HC2 broadens offer for U.S. grain handler Andersons

The Andersons’ ethanol plant at Denison, Iowa. (AndersonsEthanol.com)

Chicago | Reuters — HC2 Holdings Inc. broadened its offer to buy pieces of The Andersons Inc. on Thursday, days after the loss-making U.S. grain handler said an earlier proposal to break up its business units was dead on arrival.

HC2, a holding company run by former hedge fund manager Philip Falcone, said it would pay $1.15 billion for Andersons’ grain, rail and ethanol operations in its latest attempt to take control of the company (all figures US$).

The firm adjusted its offer to “include the interest in the ethanol assets by yet another strategic partner,” after bidding $950 million just for Andersons’ grain and rail businesses last month, according to a letter Falcone sent to the agricultural company.

Falcone restated an offer to acquire all of Andersons for $37 per share in cash, or about $1 billion, plus the assumption of $402 million in debt.

An Andersons spokeswoman did not immediately respond to a request Thursday for comment, but the company on Friday released a copy of a letter it sent Thursday to Falcone, acknowledging receipt of his latest proposal.

The Andersons, in its response to Falcone, said his new proposal “restates your previously rejected offer” but “now further propose(s) to break up the company by acquiring the grain, rail and ethanol businesses.”

The Andersons said its board “will carefully consider your letter and your latest proposal and evaluate whether that proposal is in the best interests of the company and its shareholders.”

Grain companies, including Andersons’ larger rivals Archer Daniels Midland and Bunge, have suffered financially as a global grain glut has depressed crop prices and encouraged farmers to keep their harvests in storage, rather than sell them to merchants.

Andersons in May rejected HC2’s $1 billion takeover offer as too low, calling it an attempt to capitalize on the downturn in the agricultural economy.

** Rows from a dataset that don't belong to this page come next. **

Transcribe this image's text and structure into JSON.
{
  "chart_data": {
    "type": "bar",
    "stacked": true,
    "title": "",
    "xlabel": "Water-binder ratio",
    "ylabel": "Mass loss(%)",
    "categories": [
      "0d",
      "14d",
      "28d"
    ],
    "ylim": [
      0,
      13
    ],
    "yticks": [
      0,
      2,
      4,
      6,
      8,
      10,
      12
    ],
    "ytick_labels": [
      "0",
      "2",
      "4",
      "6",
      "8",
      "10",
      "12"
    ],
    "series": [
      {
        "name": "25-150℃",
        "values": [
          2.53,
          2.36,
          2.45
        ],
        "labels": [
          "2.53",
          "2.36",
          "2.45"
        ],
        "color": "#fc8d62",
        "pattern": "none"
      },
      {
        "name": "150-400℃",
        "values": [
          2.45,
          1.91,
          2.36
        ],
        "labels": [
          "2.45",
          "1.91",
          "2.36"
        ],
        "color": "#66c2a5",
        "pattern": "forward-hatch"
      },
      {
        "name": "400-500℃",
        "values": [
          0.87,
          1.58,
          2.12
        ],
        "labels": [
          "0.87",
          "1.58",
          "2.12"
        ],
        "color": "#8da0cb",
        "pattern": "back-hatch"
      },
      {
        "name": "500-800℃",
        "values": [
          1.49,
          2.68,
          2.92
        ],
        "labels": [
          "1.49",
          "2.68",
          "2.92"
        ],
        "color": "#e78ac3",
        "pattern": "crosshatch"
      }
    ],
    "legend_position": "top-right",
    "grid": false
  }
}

Andersons’ stock price has jumped 40 per cent since HC2 first publicized its interest in the company on May 17 but is down 28 per cent from two years ago.

On Tuesday, Andersons said in an investor presentation that HC2’s proposal to acquire the grain and rail businesses was a “non-starter” because the company’s units benefit one another. The remaining businesses would be “incomplete, incongruous and unattractive,” according to a copy filed with U.S. securities regulators.

HC2 said the presentation represented “the same tired pitch about how the company now plans to reduce costs and bring in new leadership with fresh perspectives, and how the portfolio of companies are somehow complementary.”

Last month, HC2 said it would make stalking horse bids for each of the Andersons’ assets outside of grain and rail. A stalking horse bid is used as a starting bid or minimally accepted offer that other interested bidders must surpass if they want to buy a company.

Tom Polansek reports on agriculture and ag commodity markets for Reuters from Chicago. Includes files from AGCanada.com Network staff.